Dördüncü kitap “Sivrihisar’ın Gülleri Hakıklar (Aşık’lar)” adlı kitap. “Hakıklar” yörede yaşayan üç özel kardeşin öyküsü. Kitapta Mehmet Ayaş, Kemal Kara ve Hasan Hüseyin Varişli ile ilgili ilginç hatıralar aktarılıyor. Kardeşlerin her biri ayrı babadan ve anneleriyle yaşıyor. Anneleri ölünce de Sivrihisar halkı sahip çıkıyor. Bu üç özel kardeş, anneleri öldüğünde annemiz üşümesin diye mezarına yorgan örtecek kadar duygusal; Sivrihisar’daki çevre yolunda trafik polisliği yapacak kadar da cesur(!) Hakıklar’ın yaşadıkları olayları okuyunca Sivrihisar’ın toprağına, insanına Nasrettin Hoca’nın ruhunun nüfus ettiğine bir kez daha tanık oluyorsunuz. Her kentin böyle özel kişileri vardır. Eskişehir’in de bir zamanlar Abidin Tıs Tıs’ı Deli İsmail’i vardı. Onların da yaşamları kaleme alınsa ya da filmi olsa büyük hikâyeler çıkar.

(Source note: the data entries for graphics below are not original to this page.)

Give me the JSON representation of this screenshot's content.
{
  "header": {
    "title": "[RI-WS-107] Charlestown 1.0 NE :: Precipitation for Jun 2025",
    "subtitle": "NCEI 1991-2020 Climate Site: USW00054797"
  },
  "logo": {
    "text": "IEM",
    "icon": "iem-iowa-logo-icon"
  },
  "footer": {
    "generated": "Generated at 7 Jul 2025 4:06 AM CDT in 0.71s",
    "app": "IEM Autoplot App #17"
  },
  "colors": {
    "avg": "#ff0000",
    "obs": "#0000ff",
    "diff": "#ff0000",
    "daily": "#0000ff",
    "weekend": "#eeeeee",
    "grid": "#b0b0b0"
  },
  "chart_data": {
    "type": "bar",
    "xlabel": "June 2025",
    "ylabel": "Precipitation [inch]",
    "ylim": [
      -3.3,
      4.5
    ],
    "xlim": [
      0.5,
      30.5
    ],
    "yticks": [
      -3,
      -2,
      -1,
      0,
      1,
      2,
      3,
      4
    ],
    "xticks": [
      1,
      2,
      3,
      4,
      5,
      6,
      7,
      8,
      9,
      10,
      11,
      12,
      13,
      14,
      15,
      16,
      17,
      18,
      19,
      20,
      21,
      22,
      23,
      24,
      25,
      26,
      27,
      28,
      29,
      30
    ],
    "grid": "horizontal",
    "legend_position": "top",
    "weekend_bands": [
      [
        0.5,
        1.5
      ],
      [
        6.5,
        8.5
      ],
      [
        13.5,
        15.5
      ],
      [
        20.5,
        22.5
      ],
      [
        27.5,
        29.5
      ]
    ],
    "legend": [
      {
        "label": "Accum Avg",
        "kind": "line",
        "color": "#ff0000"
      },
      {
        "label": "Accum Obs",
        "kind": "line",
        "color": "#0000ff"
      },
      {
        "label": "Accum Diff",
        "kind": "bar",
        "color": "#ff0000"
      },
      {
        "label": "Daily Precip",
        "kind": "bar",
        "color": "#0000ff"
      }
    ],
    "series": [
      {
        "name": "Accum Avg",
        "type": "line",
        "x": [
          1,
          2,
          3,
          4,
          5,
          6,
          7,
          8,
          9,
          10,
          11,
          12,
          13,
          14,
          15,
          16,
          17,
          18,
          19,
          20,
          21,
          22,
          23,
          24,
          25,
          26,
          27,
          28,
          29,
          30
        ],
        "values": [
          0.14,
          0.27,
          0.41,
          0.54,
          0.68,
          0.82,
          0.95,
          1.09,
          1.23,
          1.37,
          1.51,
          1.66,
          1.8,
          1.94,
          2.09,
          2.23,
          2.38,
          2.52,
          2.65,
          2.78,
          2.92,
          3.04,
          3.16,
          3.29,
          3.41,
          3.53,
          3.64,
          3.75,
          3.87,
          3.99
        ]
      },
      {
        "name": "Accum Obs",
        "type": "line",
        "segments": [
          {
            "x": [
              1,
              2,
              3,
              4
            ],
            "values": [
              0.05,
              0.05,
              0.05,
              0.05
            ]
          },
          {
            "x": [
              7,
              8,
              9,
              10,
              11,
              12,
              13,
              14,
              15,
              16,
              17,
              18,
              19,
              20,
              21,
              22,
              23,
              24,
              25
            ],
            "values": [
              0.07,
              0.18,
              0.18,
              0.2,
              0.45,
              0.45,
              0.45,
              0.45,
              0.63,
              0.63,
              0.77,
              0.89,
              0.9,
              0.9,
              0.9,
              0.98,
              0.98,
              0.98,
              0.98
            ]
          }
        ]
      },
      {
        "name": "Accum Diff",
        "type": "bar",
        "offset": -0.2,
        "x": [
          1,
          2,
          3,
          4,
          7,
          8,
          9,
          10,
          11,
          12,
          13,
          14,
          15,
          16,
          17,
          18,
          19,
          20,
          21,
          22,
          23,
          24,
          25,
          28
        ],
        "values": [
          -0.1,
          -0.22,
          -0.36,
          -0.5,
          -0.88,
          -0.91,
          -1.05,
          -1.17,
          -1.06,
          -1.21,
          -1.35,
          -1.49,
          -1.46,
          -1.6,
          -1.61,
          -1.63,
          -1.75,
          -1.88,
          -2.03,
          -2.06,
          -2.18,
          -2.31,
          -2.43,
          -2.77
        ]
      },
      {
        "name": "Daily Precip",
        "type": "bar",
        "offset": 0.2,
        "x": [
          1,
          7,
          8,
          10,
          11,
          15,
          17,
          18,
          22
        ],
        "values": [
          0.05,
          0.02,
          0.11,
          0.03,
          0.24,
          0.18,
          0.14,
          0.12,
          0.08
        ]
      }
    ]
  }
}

Necmi Günay, Sivrihisar’ca kitabında Sivrihisar manilerini de almış. Maniler de sözlü tarihimizin unutulan değerlerinden. Genellikle kadınların düğünlerde söylediği bu dörtlükler gün geçtikçe unutuluyor. Dedik ya nesiller arasındaki farkın 5 yaşa indiği günümüzde çocuğumuzun ya da torunumuzun konuştuğu dili kavramak güçleşiyor. Dil, her gün kendini yenilerken, eskiye ait değerlerin kayıt altına alınması sadece kendi yaşamımızda çocukluğa duyulan bir özlem, yöremize karşı bir vefa değil; tarihsel bir sorumluluk aynı zamanda.
Necmi Günay, yazdığı kitaplarla Sivrihisar kültürüne katkı sağlayarak vefasını ödüyor. Şimdi görev sırası, bugünlere tanıklık eden ve "eli galem dutan" diğer kişilerde.